大通りを少し入った長屋。三軒長屋が四棟、井戸の周りを取り囲むようにして建っている。

その長屋の井戸端で汲み上げたばかりの釣瓶の中の水を口に含んで旨いと呟く旅姿の男がいた。

京の南禅寺そばの豆腐屋で修行し、江戸で店を持つためにやってきた永吉だ。この様子を長屋に住む桶屋の娘おふみが微笑みながら見ていた。

江戸の豆腐の大きさと固さに驚いた永吉。

長屋に落ち着き、豆腐屋を開くことにした永吉だが、京の柔らかな豆腐が江戸の人たちの口に合うか…。

「京や」と書かれた店開きの日は、長屋中の人が鍋や器を手に集まってくれたが、翌日から客足が途絶えた。腰のある木綿豆腐に慣れた深川の人間には柔らかい豆腐は合わなかったのだ。

水桶に売れ残った豆腐を前に考え込む永吉を、おふみは明るく勇気付けた。

相州屋清兵衛の女房・おしのは永吉を、かつて永代橋で迷子にして見失った我が子の正吉と重ね合わせていた。

だから、同業であるにもかかわらず、永吉の「京や」を助けたくなるのだ。この思いは清兵衛にも伝わった。

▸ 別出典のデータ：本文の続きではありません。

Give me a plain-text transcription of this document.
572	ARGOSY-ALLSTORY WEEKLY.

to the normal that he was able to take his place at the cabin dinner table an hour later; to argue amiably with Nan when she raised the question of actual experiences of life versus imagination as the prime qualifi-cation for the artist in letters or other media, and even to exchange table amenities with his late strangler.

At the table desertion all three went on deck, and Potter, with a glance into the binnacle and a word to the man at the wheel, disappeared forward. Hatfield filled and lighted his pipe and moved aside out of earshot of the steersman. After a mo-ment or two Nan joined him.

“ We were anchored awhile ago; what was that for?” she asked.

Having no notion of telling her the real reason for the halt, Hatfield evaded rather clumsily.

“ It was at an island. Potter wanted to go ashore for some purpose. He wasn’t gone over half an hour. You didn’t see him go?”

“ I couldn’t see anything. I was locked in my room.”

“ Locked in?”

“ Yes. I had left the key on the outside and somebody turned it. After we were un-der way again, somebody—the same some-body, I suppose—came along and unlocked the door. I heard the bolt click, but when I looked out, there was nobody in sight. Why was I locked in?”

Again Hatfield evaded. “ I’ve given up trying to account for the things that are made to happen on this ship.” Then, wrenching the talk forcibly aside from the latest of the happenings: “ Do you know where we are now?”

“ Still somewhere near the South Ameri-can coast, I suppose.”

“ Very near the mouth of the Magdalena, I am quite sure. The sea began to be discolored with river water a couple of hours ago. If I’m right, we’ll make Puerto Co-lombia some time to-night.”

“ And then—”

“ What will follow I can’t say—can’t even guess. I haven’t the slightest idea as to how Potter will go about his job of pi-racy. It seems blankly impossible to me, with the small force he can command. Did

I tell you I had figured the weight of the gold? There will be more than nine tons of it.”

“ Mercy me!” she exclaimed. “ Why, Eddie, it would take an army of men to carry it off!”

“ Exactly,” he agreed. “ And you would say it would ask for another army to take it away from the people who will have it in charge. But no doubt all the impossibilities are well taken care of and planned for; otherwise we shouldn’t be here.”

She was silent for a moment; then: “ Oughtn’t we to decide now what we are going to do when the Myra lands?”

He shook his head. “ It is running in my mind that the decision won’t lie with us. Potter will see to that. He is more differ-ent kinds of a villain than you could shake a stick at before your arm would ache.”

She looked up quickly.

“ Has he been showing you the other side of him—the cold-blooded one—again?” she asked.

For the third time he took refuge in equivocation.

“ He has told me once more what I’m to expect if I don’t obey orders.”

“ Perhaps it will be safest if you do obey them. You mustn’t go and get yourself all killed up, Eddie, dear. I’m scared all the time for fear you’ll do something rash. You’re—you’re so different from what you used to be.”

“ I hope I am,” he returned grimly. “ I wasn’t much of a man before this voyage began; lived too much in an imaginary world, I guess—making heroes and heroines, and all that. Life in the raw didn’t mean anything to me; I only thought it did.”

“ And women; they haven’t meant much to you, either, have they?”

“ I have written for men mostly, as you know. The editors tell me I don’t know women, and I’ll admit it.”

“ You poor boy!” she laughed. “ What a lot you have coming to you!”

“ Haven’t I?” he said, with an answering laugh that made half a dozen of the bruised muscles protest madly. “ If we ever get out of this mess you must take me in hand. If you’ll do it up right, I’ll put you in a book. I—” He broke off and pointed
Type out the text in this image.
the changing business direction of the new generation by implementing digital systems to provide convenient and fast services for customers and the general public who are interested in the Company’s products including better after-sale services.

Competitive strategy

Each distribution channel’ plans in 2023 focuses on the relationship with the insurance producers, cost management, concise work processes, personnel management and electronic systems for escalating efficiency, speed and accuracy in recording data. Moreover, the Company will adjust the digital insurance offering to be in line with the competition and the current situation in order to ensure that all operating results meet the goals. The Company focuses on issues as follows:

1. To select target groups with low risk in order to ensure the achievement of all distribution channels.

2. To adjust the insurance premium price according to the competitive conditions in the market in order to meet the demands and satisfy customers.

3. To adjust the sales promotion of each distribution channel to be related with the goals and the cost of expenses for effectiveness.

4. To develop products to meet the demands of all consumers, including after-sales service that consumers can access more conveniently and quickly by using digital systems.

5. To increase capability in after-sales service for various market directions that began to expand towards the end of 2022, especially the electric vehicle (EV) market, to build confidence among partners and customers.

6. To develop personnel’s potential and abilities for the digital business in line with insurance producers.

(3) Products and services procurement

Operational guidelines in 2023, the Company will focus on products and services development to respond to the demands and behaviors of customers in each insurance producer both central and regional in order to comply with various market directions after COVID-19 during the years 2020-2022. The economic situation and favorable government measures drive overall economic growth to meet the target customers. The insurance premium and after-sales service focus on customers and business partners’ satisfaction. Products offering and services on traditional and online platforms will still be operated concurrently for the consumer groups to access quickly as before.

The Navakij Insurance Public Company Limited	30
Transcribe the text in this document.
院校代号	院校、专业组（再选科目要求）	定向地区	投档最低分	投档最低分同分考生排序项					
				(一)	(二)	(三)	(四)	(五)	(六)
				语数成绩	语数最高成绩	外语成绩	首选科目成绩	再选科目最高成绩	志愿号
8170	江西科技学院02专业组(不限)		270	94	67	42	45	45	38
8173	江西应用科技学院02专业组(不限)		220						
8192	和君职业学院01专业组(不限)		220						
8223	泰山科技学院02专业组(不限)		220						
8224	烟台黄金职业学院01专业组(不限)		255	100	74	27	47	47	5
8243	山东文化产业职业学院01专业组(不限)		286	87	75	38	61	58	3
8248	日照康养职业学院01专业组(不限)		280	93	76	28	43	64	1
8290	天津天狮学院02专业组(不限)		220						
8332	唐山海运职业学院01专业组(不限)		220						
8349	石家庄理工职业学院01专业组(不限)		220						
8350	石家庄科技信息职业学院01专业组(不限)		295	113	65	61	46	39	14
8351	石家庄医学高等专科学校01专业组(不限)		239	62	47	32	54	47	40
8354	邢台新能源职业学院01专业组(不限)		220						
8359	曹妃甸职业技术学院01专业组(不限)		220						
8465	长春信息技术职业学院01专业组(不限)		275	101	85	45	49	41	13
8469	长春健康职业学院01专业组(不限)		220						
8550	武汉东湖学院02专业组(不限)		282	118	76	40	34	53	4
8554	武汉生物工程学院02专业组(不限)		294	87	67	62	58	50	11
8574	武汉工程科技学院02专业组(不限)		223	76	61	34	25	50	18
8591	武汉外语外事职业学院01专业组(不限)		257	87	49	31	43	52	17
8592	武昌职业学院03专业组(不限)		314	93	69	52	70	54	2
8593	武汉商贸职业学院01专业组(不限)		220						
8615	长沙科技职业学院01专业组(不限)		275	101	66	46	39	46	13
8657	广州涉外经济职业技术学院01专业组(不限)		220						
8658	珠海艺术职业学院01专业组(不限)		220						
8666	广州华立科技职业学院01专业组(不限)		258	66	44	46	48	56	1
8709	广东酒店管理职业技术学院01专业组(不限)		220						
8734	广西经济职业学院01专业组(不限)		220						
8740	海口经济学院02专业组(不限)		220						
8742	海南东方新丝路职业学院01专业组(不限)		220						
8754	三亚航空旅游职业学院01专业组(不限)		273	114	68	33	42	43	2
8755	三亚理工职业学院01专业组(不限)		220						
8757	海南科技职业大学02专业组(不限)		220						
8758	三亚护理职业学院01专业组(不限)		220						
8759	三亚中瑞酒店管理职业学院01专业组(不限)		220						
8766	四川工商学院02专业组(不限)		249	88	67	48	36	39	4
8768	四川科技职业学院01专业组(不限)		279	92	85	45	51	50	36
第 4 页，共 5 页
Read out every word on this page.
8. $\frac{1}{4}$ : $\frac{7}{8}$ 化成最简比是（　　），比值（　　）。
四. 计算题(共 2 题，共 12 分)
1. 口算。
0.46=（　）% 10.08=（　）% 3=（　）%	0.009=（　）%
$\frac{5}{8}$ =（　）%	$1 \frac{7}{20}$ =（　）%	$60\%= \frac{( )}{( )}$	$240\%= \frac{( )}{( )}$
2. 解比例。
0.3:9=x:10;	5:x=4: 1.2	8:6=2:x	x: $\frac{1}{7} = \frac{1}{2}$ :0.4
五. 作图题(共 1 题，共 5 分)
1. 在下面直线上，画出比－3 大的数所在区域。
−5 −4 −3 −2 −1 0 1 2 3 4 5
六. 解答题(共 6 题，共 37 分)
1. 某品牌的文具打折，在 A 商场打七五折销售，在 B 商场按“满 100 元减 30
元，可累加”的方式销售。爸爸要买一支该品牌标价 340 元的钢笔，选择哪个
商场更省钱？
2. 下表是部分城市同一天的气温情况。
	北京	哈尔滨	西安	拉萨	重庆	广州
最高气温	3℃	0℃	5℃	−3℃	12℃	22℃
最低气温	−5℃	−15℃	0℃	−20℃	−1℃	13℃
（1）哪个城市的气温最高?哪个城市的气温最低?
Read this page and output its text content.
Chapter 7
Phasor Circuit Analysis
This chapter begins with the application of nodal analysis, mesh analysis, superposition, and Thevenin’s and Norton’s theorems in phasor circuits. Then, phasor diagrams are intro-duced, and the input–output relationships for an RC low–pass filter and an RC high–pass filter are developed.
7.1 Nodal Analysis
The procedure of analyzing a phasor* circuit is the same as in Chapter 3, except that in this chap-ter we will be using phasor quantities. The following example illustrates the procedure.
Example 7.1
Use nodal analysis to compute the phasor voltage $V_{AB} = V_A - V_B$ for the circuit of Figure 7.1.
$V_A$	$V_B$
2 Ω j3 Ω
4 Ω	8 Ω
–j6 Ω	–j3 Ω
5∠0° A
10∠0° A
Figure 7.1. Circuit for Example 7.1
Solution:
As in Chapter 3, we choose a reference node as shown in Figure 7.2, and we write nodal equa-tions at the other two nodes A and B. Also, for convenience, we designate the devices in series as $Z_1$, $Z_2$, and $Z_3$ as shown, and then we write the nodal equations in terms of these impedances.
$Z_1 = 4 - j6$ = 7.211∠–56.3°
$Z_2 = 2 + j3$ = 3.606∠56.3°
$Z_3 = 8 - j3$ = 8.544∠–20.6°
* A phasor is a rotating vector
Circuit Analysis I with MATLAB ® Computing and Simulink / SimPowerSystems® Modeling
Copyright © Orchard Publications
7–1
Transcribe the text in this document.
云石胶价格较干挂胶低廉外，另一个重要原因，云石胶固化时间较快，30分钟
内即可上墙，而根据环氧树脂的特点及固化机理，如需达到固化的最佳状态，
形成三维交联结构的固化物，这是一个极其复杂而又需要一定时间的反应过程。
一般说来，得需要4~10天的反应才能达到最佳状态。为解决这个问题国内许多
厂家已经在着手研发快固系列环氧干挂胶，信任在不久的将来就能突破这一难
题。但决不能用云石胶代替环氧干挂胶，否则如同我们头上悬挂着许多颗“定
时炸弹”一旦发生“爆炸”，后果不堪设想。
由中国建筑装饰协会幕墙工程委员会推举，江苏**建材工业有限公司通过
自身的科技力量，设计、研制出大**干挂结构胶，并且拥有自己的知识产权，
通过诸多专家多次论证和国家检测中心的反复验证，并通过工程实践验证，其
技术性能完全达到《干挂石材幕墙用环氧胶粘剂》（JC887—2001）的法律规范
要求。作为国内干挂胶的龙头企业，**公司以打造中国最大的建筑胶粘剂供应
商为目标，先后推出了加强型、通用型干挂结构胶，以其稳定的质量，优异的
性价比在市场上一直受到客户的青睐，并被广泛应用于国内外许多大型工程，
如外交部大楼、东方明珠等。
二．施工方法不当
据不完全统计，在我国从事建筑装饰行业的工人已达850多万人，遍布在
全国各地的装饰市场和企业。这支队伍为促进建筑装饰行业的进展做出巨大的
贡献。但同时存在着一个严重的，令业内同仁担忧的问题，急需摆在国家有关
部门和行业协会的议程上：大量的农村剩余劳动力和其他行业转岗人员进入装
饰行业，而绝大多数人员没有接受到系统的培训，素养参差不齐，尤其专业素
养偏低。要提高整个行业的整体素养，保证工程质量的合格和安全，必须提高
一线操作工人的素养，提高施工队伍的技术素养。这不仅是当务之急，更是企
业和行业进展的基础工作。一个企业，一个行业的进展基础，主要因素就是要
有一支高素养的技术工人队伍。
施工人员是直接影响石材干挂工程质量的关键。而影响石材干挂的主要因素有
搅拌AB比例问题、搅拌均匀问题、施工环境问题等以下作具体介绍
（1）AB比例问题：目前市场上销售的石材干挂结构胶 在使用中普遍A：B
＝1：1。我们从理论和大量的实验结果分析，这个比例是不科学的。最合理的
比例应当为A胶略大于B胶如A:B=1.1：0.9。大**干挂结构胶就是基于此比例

ある日、残った豆腐を永代寺に喜捨をさせてもらいたいと永吉とおふみが訪ねてきた。

「勝手にやんな」と冷たく突き放した清兵衛だが、心配になった清兵衛は永代寺にある願いをしに出かけた。

そして、そのことがあってからしばらくして、病がちだった清兵衛が息を引き取った。折しもその日は、永吉とおふみが祝言を挙げる日だった。

十八年後。

浅間山の噴火による飢饉や大火が江戸を襲った。あらゆる物価が高騰し、その物価の上昇は大豆にもおよんでいた。

相州屋があった家作に「京や」が移っていた。永代寺から居ぬきで借りているのだという。

永吉とおふみには長男栄太郎、次男悟郎、長女おきみという三人の子がおり、栄太郎は外回り、悟郎とおきみには豆腐作りをしている。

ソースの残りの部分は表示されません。